MAJALENGKA – MacaKata.com – Undang Undang Tindak Pidana Kekerasan Seksual ( UU TPKS) telah disahkan oleh DPR RI pada Selasa, 12 April 2022 lalu.
Apa keunggulannya dengan UU lainnya, yang masih satu bahasan dan satu substansi membahas perempuan dan kasus-kasus kekerasan seksual. Untuk menjawab ini, Lembaga Perlindungan Anak Indonesia (LPAI) Kabupaten Majalengka menjelaskan sejumlah poin-poin pentingnya.
Ketua LPAI Majalengka, Aris Prayuda mengatakan, pihaknya bersama pengurus menyambut positif tentang disahkannya UU TPKS ini.
”Ada beberapa poin yang paling menonjol. Diantaranya, aparat penegak hukum dilarang menolak perkara,” ujarnya, Jumat, 15 April 2022.
Aris menjelaskan, hal itu memang harus menjadi urgensi paling utama, sehingga diatur bahwa penyidik wajib memproses perkara dan tidak boleh menolak, karena biasanya dalam memproses Tindak Pidana Kekerasan Seksual, pihak korban selalu kekurangan bukti, seperti saksi harus lebih dari satu (sebelumnya dalam UU lain) dan penguat bukti lainnya.
“Nah, dalam UU TPKS ini ada kemudahan bagi para penegak hukum, untuk memproses perkara, satu saksi dengan alat bukti sudah cukup untuk memproses. Keterangan korban dan alat bukti lain sudah cukup. Termasuk keterangan disabilitas, sudah sama dengan alat bukti lainnya,” ujar Aris.
Pria yang kini tengah menyelesaikan program pasca sarjana ini menmbahkan, poin lain yang tak kalah pentingnya dalam UU TPKS ini adalah, ada Klasifikasi Jenis Kekerasan yang tertuang dalam UU ini, ada pada pasal 4 ayat 1 disebutkan jenis-jenisnya :
- Pelecehan seksual Non Fisik
- Pelecehan Seksual Fisik
- Pemaksaan Kontrasepsi
- Pemaksaan Sterilisasi
- Pemaksaan Perkawinan
- Penyiksaan Seksual
- Eksploitasi Seksual
- Perbudakan Seksual
- Kekerasan Seksual Berbasis Elektronik/CyberBullying
“Pada pasal 4 ayat 2, sejumlah TPKS lainnya diantaranya perkosaan, perbuatan cabul, kekerasan seksual dalam lingkup rumah tangga, tindak pidana perdagangan orang untuk eksploitasi seksual,” ujarnya.

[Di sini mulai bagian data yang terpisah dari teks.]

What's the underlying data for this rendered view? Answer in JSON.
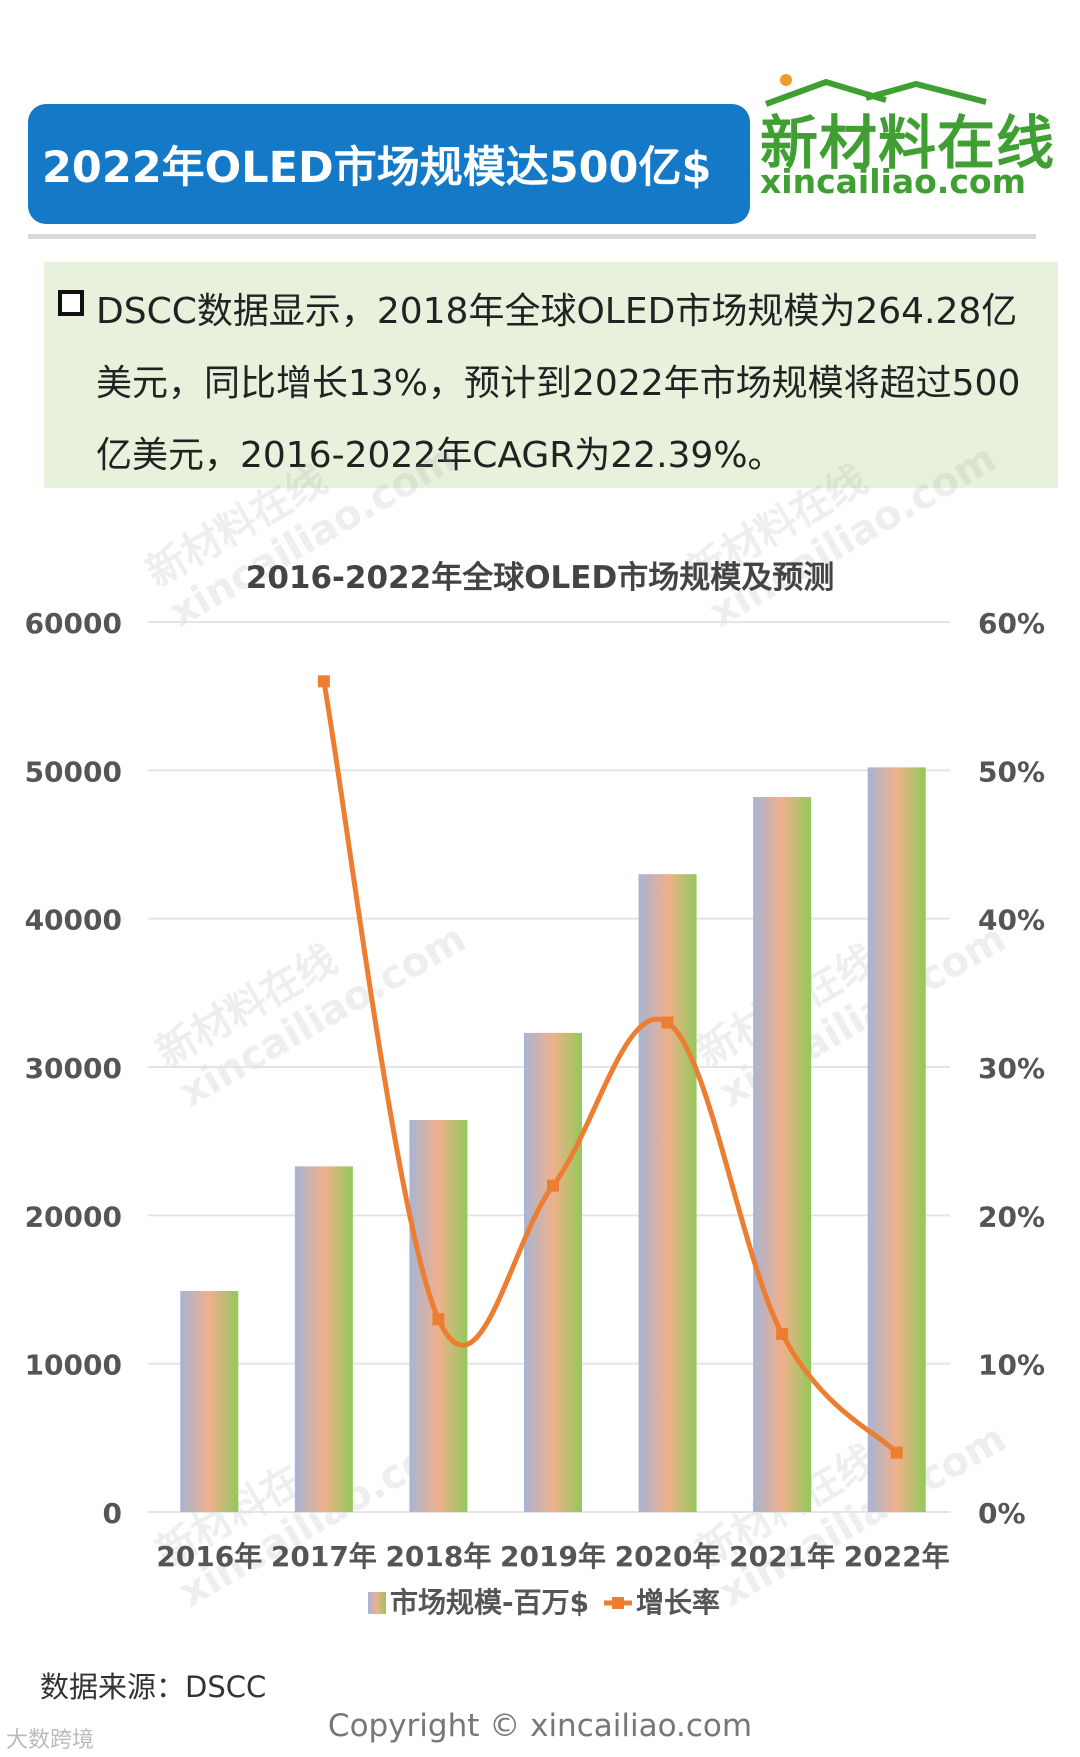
{
  "header": {
    "title": "2022年OLED市场规模达500亿$",
    "logo_cn": "新材料在线",
    "logo_url": "xincailiao.com"
  },
  "note": {
    "text": "DSCC数据显示，2018年全球OLED市场规模为264.28亿美元，同比增长13%，预计到2022年市场规模将超过500亿美元，2016-2022年CAGR为22.39%。"
  },
  "watermark": {
    "line1": "新材料在线",
    "line2": "xincailiao.com"
  },
  "chart_data": {
    "type": "bar",
    "title": "2016-2022年全球OLED市场规模及预测",
    "categories": [
      "2016年",
      "2017年",
      "2018年",
      "2019年",
      "2020年",
      "2021年",
      "2022年"
    ],
    "series": [
      {
        "name": "市场规模-百万$",
        "type": "bar",
        "axis": "left",
        "values": [
          14900,
          23300,
          26428,
          32300,
          43000,
          48200,
          50200
        ]
      },
      {
        "name": "增长率",
        "type": "line",
        "axis": "right",
        "values": [
          null,
          0.56,
          0.13,
          0.22,
          0.33,
          0.12,
          0.04
        ]
      }
    ],
    "ylim": [
      0,
      60000
    ],
    "y2lim": [
      0,
      0.6
    ],
    "yticks": [
      "0",
      "10000",
      "20000",
      "30000",
      "40000",
      "50000",
      "60000"
    ],
    "y2ticks": [
      "0%",
      "10%",
      "20%",
      "30%",
      "40%",
      "50%",
      "60%"
    ],
    "grid": true,
    "legend_position": "bottom",
    "colors": {
      "line": "#ed7d31",
      "grid": "#e4e4e4",
      "bar_gradient": [
        "#a7b4d4",
        "#f0b08c",
        "#93c95a"
      ]
    }
  },
  "footer": {
    "source": "数据来源：DSCC",
    "copyright": "Copyright © xincailiao.com",
    "corner": "大数跨境"
  }
}
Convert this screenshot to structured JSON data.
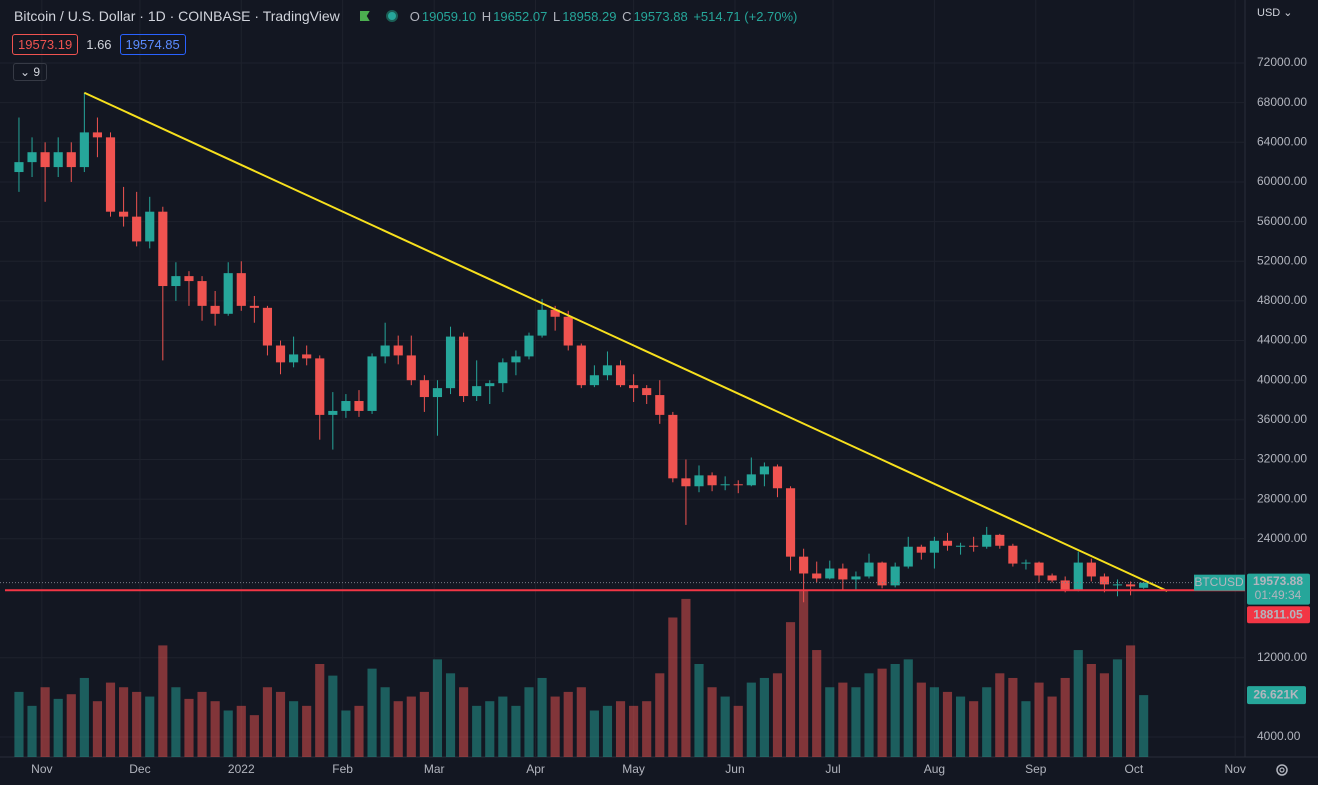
{
  "header": {
    "symbol": "Bitcoin / U.S. Dollar · 1D · COINBASE · TradingView",
    "o_label": "O",
    "open": "19059.10",
    "h_label": "H",
    "high": "19652.07",
    "l_label": "L",
    "low": "18958.29",
    "c_label": "C",
    "close": "19573.88",
    "change": "+514.71 (+2.70%)",
    "bid": "19573.19",
    "spread": "1.66",
    "ask": "19574.85",
    "indicators": "9",
    "currency": "USD"
  },
  "chart_data": {
    "type": "candlestick",
    "open": [
      61000,
      62000,
      63000,
      61500,
      63000,
      61500,
      65000,
      64500,
      57000,
      56500,
      54000,
      57000,
      49500,
      50500,
      50000,
      47500,
      46700,
      50800,
      47500,
      47300,
      43500,
      41800,
      42600,
      42200,
      36500,
      36900,
      37900,
      36900,
      42400,
      43500,
      42500,
      40000,
      38300,
      39200,
      44400,
      38400,
      39400,
      39700,
      41800,
      42400,
      44500,
      47100,
      46400,
      43500,
      39500,
      40500,
      41500,
      39500,
      39200,
      38500,
      36500,
      30100,
      29300,
      30400,
      29400,
      29500,
      29400,
      30500,
      31300,
      29100,
      22200,
      20500,
      20000,
      21000,
      19900,
      20200,
      21600,
      19300,
      21200,
      23200,
      22600,
      23800,
      23300,
      23300,
      23200,
      24400,
      23300,
      21500,
      21600,
      20300,
      19800,
      18800,
      21600,
      20200,
      19400,
      19400,
      19059.1
    ],
    "high": [
      66500,
      64500,
      64000,
      64500,
      64000,
      69000,
      66500,
      65000,
      59500,
      59000,
      58500,
      57500,
      51900,
      51000,
      50500,
      49000,
      51900,
      52000,
      48500,
      47500,
      44000,
      44400,
      43500,
      42500,
      38800,
      38600,
      39000,
      42700,
      45800,
      44500,
      44500,
      40500,
      40000,
      45400,
      44800,
      42000,
      40000,
      42200,
      43000,
      44800,
      48200,
      47500,
      47000,
      43700,
      41500,
      42900,
      42000,
      40600,
      39500,
      40000,
      36800,
      32000,
      31400,
      30700,
      30300,
      29900,
      32200,
      31700,
      31500,
      29300,
      23000,
      21700,
      21800,
      21500,
      20700,
      22500,
      21700,
      21600,
      24200,
      23400,
      24200,
      24600,
      23600,
      24200,
      25200,
      24500,
      23500,
      21900,
      21700,
      20500,
      20200,
      22700,
      22000,
      20500,
      19900,
      19700,
      19652.07
    ],
    "low": [
      59000,
      60500,
      58000,
      60500,
      60000,
      61000,
      62500,
      56500,
      55500,
      53500,
      53300,
      42000,
      48000,
      47500,
      46000,
      45500,
      46500,
      47000,
      45800,
      42500,
      40600,
      41300,
      41500,
      34000,
      33000,
      36200,
      36300,
      36600,
      41700,
      41600,
      39500,
      36800,
      34400,
      38600,
      37800,
      37900,
      37600,
      38800,
      40500,
      42100,
      44300,
      45000,
      43000,
      39200,
      39300,
      40000,
      39300,
      37800,
      37600,
      35600,
      29700,
      25400,
      28700,
      28800,
      28900,
      28600,
      29300,
      29300,
      28200,
      20800,
      17600,
      19600,
      19900,
      18800,
      18900,
      20000,
      19000,
      19100,
      21000,
      21900,
      21000,
      22800,
      22400,
      22700,
      23000,
      23000,
      21200,
      20900,
      19600,
      19600,
      18600,
      18700,
      19700,
      18600,
      18200,
      18300,
      18958.29
    ],
    "close": [
      62000,
      63000,
      61500,
      63000,
      61500,
      65000,
      64500,
      57000,
      56500,
      54000,
      57000,
      49500,
      50500,
      50000,
      47500,
      46700,
      50800,
      47500,
      47300,
      43500,
      41800,
      42600,
      42200,
      36500,
      36900,
      37900,
      36900,
      42400,
      43500,
      42500,
      40000,
      38300,
      39200,
      44400,
      38400,
      39400,
      39700,
      41800,
      42400,
      44500,
      47100,
      46400,
      43500,
      39500,
      40500,
      41500,
      39500,
      39200,
      38500,
      36500,
      30100,
      29300,
      30400,
      29400,
      29500,
      29400,
      30500,
      31300,
      29100,
      22200,
      20500,
      20000,
      21000,
      19900,
      20200,
      21600,
      19300,
      21200,
      23200,
      22600,
      23800,
      23300,
      23300,
      23200,
      24400,
      23300,
      21500,
      21600,
      20300,
      19800,
      18800,
      21600,
      20200,
      19400,
      19400,
      19200,
      19573.88
    ],
    "volume": [
      28000,
      22000,
      30000,
      25000,
      27000,
      34000,
      24000,
      32000,
      30000,
      28000,
      26000,
      48000,
      30000,
      25000,
      28000,
      24000,
      20000,
      22000,
      18000,
      30000,
      28000,
      24000,
      22000,
      40000,
      35000,
      20000,
      22000,
      38000,
      30000,
      24000,
      26000,
      28000,
      42000,
      36000,
      30000,
      22000,
      24000,
      26000,
      22000,
      30000,
      34000,
      26000,
      28000,
      30000,
      20000,
      22000,
      24000,
      22000,
      24000,
      36000,
      60000,
      68000,
      40000,
      30000,
      26000,
      22000,
      32000,
      34000,
      36000,
      58000,
      72000,
      46000,
      30000,
      32000,
      30000,
      36000,
      38000,
      40000,
      42000,
      32000,
      30000,
      28000,
      26000,
      24000,
      30000,
      36000,
      34000,
      24000,
      32000,
      26000,
      34000,
      46000,
      40000,
      36000,
      42000,
      48000,
      26621
    ],
    "up_color": "#26a69a",
    "down_color": "#ef5350",
    "xlim": [
      -1.45,
      93.75
    ],
    "xticks": [
      {
        "value": 1.75,
        "label": "Nov"
      },
      {
        "value": 9.25,
        "label": "Dec"
      },
      {
        "value": 17,
        "label": "2022"
      },
      {
        "value": 24.75,
        "label": "Feb"
      },
      {
        "value": 31.75,
        "label": "Mar"
      },
      {
        "value": 39.5,
        "label": "Apr"
      },
      {
        "value": 47,
        "label": "May"
      },
      {
        "value": 54.75,
        "label": "Jun"
      },
      {
        "value": 62.25,
        "label": "Jul"
      },
      {
        "value": 70,
        "label": "Aug"
      },
      {
        "value": 77.75,
        "label": "Sep"
      },
      {
        "value": 85.25,
        "label": "Oct"
      },
      {
        "value": 93,
        "label": "Nov"
      }
    ],
    "ylim": [
      1987,
      78356
    ],
    "yticks": [
      {
        "value": 72000,
        "label": "72000.00"
      },
      {
        "value": 68000,
        "label": "68000.00"
      },
      {
        "value": 64000,
        "label": "64000.00"
      },
      {
        "value": 60000,
        "label": "60000.00"
      },
      {
        "value": 56000,
        "label": "56000.00"
      },
      {
        "value": 52000,
        "label": "52000.00"
      },
      {
        "value": 48000,
        "label": "48000.00"
      },
      {
        "value": 44000,
        "label": "44000.00"
      },
      {
        "value": 40000,
        "label": "40000.00"
      },
      {
        "value": 36000,
        "label": "36000.00"
      },
      {
        "value": 32000,
        "label": "32000.00"
      },
      {
        "value": 28000,
        "label": "28000.00"
      },
      {
        "value": 24000,
        "label": "24000.00"
      },
      {
        "value": 12000,
        "label": "12000.00"
      },
      {
        "value": 4000,
        "label": "4000.00"
      }
    ],
    "grid": true,
    "volume_lim": [
      0,
      80000
    ],
    "last_volume_label": "26.621K",
    "trendline": {
      "x": [
        5,
        87.8
      ],
      "y": [
        69000,
        18734
      ],
      "color": "#f7e01d"
    },
    "support_line": {
      "value": 18811.05,
      "color": "#f23645"
    },
    "last_price": {
      "symbol": "BTCUSD",
      "value": 19573.88,
      "countdown": "01:49:34"
    }
  }
}
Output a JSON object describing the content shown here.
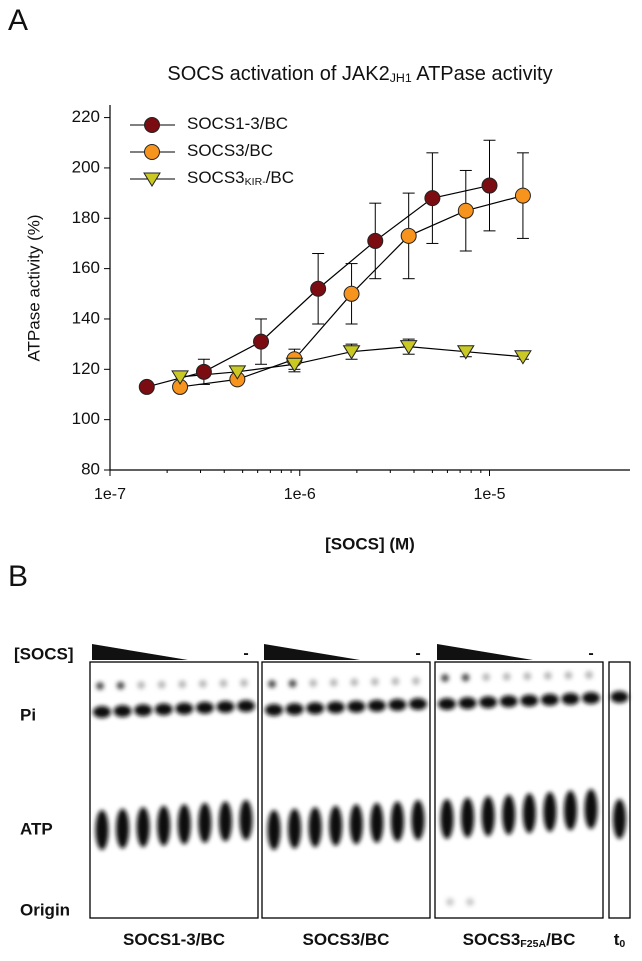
{
  "chart_data": {
    "type": "line",
    "panel_label": "A",
    "title": [
      {
        "text": "SOCS activation of JAK2"
      },
      {
        "text": "JH1",
        "sub": true
      },
      {
        "text": " ATPase activity"
      }
    ],
    "y_label": "ATPase activity (%)",
    "x_label": "[SOCS] (M)",
    "log_x": true,
    "xlim": [
      1e-07,
      5.5e-05
    ],
    "xticks": [
      {
        "value": 1e-07,
        "label": "1e-7"
      },
      {
        "value": 1e-06,
        "label": "1e-6"
      },
      {
        "value": 1e-05,
        "label": "1e-5"
      }
    ],
    "ylim": [
      80,
      225
    ],
    "yticks": [
      80,
      100,
      120,
      140,
      160,
      180,
      200,
      220
    ],
    "legend": "top-left",
    "series": [
      {
        "name": [
          {
            "text": "SOCS1-3/BC"
          }
        ],
        "color": "#7a0c12",
        "marker": "circle",
        "x": [
          1.5625e-07,
          3.125e-07,
          6.25e-07,
          1.25e-06,
          2.5e-06,
          5e-06,
          1e-05
        ],
        "values": [
          113,
          119,
          131,
          152,
          171,
          188,
          193
        ],
        "errors": [
          null,
          5,
          9,
          14,
          15,
          18,
          18
        ]
      },
      {
        "name": [
          {
            "text": "SOCS3/BC"
          }
        ],
        "color": "#f7941d",
        "marker": "circle",
        "x": [
          2.34e-07,
          4.69e-07,
          9.375e-07,
          1.875e-06,
          3.75e-06,
          7.5e-06,
          1.5e-05
        ],
        "values": [
          113,
          116,
          124,
          150,
          173,
          183,
          189
        ],
        "errors": [
          null,
          null,
          4,
          12,
          17,
          16,
          17
        ]
      },
      {
        "name": [
          {
            "text": "SOCS3"
          },
          {
            "text": "KIR-",
            "sub": true
          },
          {
            "text": "/BC"
          }
        ],
        "color": "#c9c825",
        "marker": "triangle",
        "x": [
          2.34e-07,
          4.69e-07,
          9.375e-07,
          1.875e-06,
          3.75e-06,
          7.5e-06,
          1.5e-05
        ],
        "values": [
          117,
          119,
          122,
          127,
          129,
          127,
          125
        ],
        "errors": [
          null,
          null,
          3,
          3,
          3,
          2,
          1
        ]
      }
    ]
  },
  "gel": {
    "panel_label": "B",
    "socs_label": "[SOCS]",
    "row_labels": [
      "Pi",
      "ATP",
      "Origin"
    ],
    "minus_marks": [
      "-",
      "-",
      "-"
    ],
    "lane_labels": [
      [
        {
          "text": "SOCS1-3/BC"
        }
      ],
      [
        {
          "text": "SOCS3/BC"
        }
      ],
      [
        {
          "text": "SOCS3"
        },
        {
          "text": "F25A",
          "sub": true
        },
        {
          "text": "/BC"
        }
      ],
      [
        {
          "text": "t"
        },
        {
          "text": "0",
          "sub": true
        }
      ]
    ]
  }
}
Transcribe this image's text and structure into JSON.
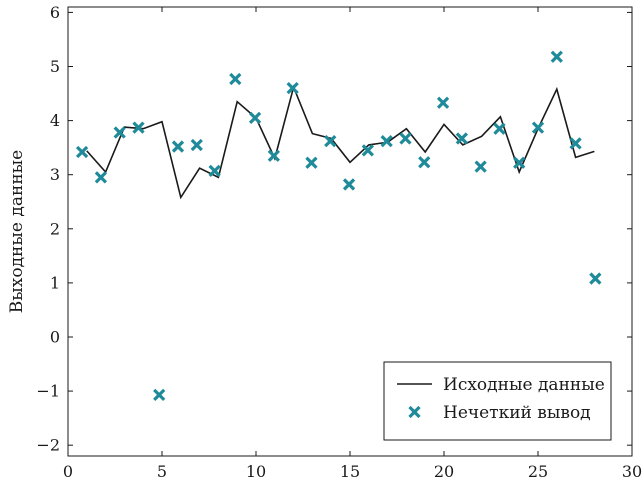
{
  "chart_data": {
    "type": "line",
    "ylabel": "Выходные данные",
    "xlabel": "",
    "xlim": [
      0,
      30
    ],
    "ylim": [
      -2.2,
      6.1
    ],
    "xticks": [
      0,
      5,
      10,
      15,
      20,
      25,
      30
    ],
    "yticks": [
      -2,
      -1,
      0,
      1,
      2,
      3,
      4,
      5,
      6
    ],
    "ytick_labels": [
      "−2",
      "−1",
      "0",
      "1",
      "2",
      "3",
      "4",
      "5",
      "6"
    ],
    "grid": false,
    "legend_position": "lower-right",
    "colors": {
      "line": "#1a1a1a",
      "marker": "#1f8a99"
    },
    "series": [
      {
        "name": "Исходные данные",
        "kind": "line",
        "x": [
          1,
          2,
          3,
          4,
          5,
          6,
          7,
          8,
          9,
          10,
          11,
          12,
          13,
          14,
          15,
          16,
          17,
          18,
          19,
          20,
          21,
          22,
          23,
          24,
          25,
          26,
          27,
          28
        ],
        "y": [
          3.44,
          3.05,
          3.88,
          3.85,
          3.98,
          2.58,
          3.12,
          2.95,
          4.35,
          4.05,
          3.3,
          4.62,
          3.76,
          3.67,
          3.23,
          3.55,
          3.6,
          3.85,
          3.42,
          3.93,
          3.55,
          3.71,
          4.07,
          3.05,
          3.85,
          4.58,
          3.32,
          3.43
        ]
      },
      {
        "name": "Нечеткий вывод",
        "kind": "scatter",
        "x": [
          0.75,
          1.75,
          2.75,
          3.75,
          4.85,
          5.85,
          6.85,
          7.8,
          8.9,
          9.95,
          10.95,
          11.95,
          12.95,
          13.95,
          14.95,
          15.95,
          16.95,
          17.95,
          18.95,
          19.95,
          20.95,
          21.95,
          22.95,
          24.0,
          25.0,
          26.0,
          27.0,
          28.05
        ],
        "y": [
          3.42,
          2.95,
          3.78,
          3.87,
          -1.07,
          3.52,
          3.55,
          3.07,
          4.77,
          4.05,
          3.35,
          4.6,
          3.22,
          3.62,
          2.82,
          3.45,
          3.62,
          3.67,
          3.23,
          4.33,
          3.67,
          3.15,
          3.85,
          3.22,
          3.87,
          5.18,
          3.58,
          1.08
        ]
      }
    ]
  }
}
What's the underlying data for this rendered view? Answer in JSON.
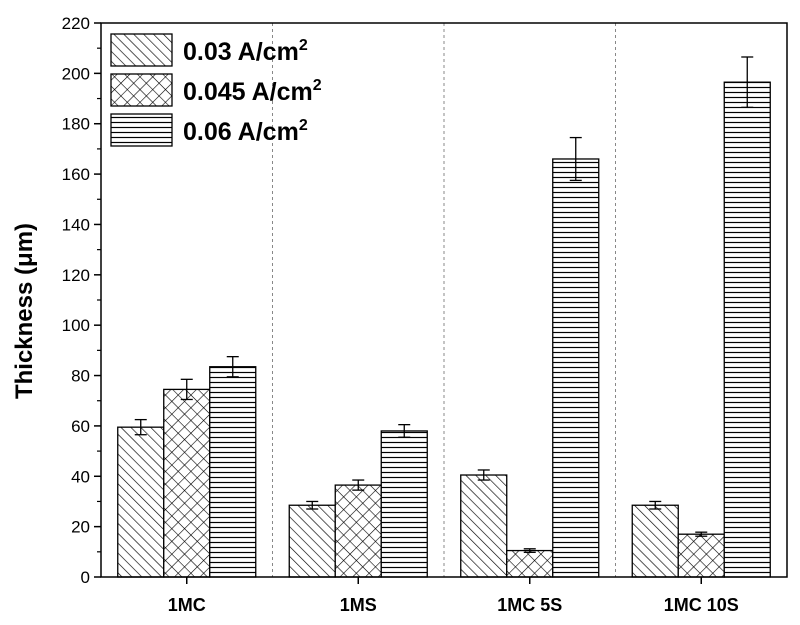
{
  "chart_data": {
    "type": "bar",
    "title": "",
    "xlabel": "",
    "ylabel": "Thickness (μm)",
    "ylim": [
      0,
      220
    ],
    "yticks": [
      0,
      20,
      40,
      60,
      80,
      100,
      120,
      140,
      160,
      180,
      200,
      220
    ],
    "categories": [
      "1MC",
      "1MS",
      "1MC 5S",
      "1MC 10S"
    ],
    "series": [
      {
        "name": "0.03 A/cm",
        "name_sup": "2",
        "pattern": "diagonal-hatch",
        "values": [
          59.5,
          28.5,
          40.5,
          28.5
        ],
        "errors": [
          3,
          1.5,
          2,
          1.5
        ]
      },
      {
        "name": "0.045 A/cm",
        "name_sup": "2",
        "pattern": "crosshatch",
        "values": [
          74.5,
          36.5,
          10.5,
          17
        ],
        "errors": [
          4,
          2,
          0.7,
          0.8
        ]
      },
      {
        "name": "0.06 A/cm",
        "name_sup": "2",
        "pattern": "horizontal-lines",
        "values": [
          83.5,
          58,
          166,
          196.5
        ],
        "errors": [
          4,
          2.5,
          8.5,
          10
        ]
      }
    ],
    "legend_position": "top-left",
    "grid": false,
    "category_separators": "dashed-vertical"
  }
}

Poin lainnya, masih kata Aris Prayuda, UU TPKS juga mengatur agar restorative justice, seperti mediasi damai, tidak berlaku dalam kasus tindak pidana kekerasan seksual.
Pengesahan RUU TPKS tentu menjadi angin segar dalam upaya perlindungan perempuan. Pengurus LPAI dan LPA Daerah seluruh Indonesia pun, kini menyambut positif keputusan ini.
“Ada sejumlah manfaat dengan disahkannya RUU TPKS menjadi Undang-Undang TPKS, terutama bagi perempuan, yang lebih rentan jadi korban kekerasan seksual,” jelasnya.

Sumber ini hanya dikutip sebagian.